About the lab

The vasculature is comprised of arteries, arterioles, capillaries, venules, and veins. The molecular pathway responsible for this hierarchy is critical for embryonic development, tissue regeneration, and diseases including ischemia and cancer. While both hemodynamic forces and genetic programming control arteriogenesis (or artery growth) and arterial specification, the biochemical basis of this mechanotransduction and the cellular mechanism of the genetic regulation are largely unknown. The long-term interest of my laboratory is to elucidate the molecular regulators and the cellular processes involved in arteriogenesis and arterial venous specification in the endothelial cells (ECs) which line the vascular lumen. We study these questions through cell-lineage specific gene expression and deletion in mice, combined with cellular, molecular, and imaging approaches.

Recent studies from our lab and others have established that the cell surface proteins Notch and ephrin-B2 are specifically expressed in arteries but not veins and contribute genetically to arterial differentiation in embryos. To delineate the genetic programming of artery formation, we have focused on the dorsal aorta, the first vessel formed in the body. We demonstrated that Notch controls the size of the developing artery by controlling the fate of ECs and thus their distribution to arteries. Our data suggest that Notch can promote arterial identity even in specified venous ECs. We also propose that ephrin-B2, which is genetically downstream of Notch, functions distinctively in modulating the size of developing arteries by properly sorting differentiated arterial and venous ECs into their respective vessels.
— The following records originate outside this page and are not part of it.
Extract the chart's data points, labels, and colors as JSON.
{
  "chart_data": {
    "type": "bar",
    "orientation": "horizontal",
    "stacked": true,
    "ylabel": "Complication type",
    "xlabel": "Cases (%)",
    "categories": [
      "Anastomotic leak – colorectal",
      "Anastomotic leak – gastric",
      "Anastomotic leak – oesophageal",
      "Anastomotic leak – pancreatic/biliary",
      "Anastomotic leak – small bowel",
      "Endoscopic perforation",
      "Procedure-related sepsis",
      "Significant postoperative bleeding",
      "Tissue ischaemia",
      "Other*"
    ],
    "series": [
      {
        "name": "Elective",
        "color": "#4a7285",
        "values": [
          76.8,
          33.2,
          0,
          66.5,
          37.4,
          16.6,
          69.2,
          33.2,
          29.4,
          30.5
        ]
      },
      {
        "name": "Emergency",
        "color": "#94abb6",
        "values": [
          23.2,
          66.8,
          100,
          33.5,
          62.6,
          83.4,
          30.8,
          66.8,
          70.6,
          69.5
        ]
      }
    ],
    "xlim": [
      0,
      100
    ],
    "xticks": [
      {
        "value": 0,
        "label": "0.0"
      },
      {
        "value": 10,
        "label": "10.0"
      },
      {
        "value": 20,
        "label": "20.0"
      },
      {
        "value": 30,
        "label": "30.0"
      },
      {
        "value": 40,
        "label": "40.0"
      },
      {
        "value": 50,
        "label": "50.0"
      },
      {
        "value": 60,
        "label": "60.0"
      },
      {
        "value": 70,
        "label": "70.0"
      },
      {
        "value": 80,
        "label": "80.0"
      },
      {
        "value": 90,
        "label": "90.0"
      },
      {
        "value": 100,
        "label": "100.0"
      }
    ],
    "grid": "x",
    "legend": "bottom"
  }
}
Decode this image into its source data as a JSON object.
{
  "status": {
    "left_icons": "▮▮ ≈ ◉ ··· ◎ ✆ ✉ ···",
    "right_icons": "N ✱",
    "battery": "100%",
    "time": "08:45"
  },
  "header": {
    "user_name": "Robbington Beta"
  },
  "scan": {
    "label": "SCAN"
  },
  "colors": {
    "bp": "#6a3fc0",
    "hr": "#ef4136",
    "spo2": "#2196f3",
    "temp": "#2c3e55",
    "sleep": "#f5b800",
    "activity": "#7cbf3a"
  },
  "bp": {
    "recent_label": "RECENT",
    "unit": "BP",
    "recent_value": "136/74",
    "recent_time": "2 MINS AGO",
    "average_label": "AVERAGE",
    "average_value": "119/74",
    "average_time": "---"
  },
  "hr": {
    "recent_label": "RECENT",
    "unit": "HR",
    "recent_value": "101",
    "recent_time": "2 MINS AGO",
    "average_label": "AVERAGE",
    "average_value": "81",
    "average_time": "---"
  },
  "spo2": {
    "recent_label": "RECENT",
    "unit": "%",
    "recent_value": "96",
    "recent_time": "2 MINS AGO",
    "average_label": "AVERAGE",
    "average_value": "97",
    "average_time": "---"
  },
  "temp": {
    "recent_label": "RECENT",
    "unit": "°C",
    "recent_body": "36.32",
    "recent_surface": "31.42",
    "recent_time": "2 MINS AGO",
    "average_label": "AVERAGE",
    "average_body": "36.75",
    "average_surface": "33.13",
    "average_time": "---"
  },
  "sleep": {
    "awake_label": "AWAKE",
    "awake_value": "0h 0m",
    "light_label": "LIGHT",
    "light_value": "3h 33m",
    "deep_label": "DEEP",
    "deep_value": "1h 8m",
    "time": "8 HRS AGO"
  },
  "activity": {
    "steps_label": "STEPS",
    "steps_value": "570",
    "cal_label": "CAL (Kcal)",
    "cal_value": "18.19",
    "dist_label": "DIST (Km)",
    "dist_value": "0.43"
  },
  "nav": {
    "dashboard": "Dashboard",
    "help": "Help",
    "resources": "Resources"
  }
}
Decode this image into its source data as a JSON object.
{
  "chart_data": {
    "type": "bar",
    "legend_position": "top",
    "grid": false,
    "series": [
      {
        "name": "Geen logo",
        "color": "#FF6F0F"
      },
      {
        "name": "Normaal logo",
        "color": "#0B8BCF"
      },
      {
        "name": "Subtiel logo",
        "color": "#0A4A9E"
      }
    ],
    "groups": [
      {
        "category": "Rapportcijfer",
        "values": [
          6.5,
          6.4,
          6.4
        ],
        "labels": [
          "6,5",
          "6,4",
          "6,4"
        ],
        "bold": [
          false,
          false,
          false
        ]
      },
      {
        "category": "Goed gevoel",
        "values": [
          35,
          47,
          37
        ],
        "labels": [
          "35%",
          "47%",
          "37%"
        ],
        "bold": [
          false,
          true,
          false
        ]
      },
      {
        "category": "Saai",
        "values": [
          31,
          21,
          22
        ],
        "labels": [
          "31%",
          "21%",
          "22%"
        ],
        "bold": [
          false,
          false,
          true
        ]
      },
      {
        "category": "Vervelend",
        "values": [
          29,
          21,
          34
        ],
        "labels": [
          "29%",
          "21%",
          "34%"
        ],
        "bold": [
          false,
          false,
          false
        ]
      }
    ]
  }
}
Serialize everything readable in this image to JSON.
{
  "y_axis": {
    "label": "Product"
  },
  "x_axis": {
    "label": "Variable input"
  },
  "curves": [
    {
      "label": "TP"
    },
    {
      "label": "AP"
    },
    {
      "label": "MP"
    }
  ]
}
We are currently validating our models by directly monitoring arterial cell fate and migration in live embryos using two-photon imaging.

To investigate the role of these genes important for the embryonic genetic program in the established post-natal vasculature, we expressed a constitutively active Notch in ECs and demonstrated that it induces hallmarks of human brain arteriovenous malformation (BAVM) in mice. BAVM is a condition of abnormal direct connections between arteries and veins that bypass intervening capillaries, with unknown etiology. Our work suggests that Notch signaling may be a causal molecular lesion, and our genetically engineered mice offer a valuable model for this disease. We are investigating BAVM pathogenesis, regression, and therapies using two-photon real time imaging to quantitatively analyze the vascular topology and hemodynamic effects in these mice.

Notch and ephrin-B2 are also present in the tumor vasculature and we are investigating these signaling pathways in tumor angiogenesis. Solid tumors require vascular support for their growth. However, the current study of tumor angiogenesis primarily focuses on the chaotic microvessels of the tumor vasculature, neglecting the fully functional arterial venous system required to transport nutrients and waste. As in human hepatocellular carcinoma, our transgenic mouse model of this liver cancer develops elaborate arteries and veins, and we hypothesize that Notch and ephrin-B2 are crucial for tumor artery formation. We are investigating the function of these genes in tumor artery formation and tumorigenesis by EC-specific inactivation of these genes followed by imaging analysis of both tumor and vessel development.

In summary, our research on the cell-cell signaling that mediates arterial venous structure and function may ultimately lead to the identification and validation of novel drug targets and therapeutic interventions for cardiovascular disease and cancer.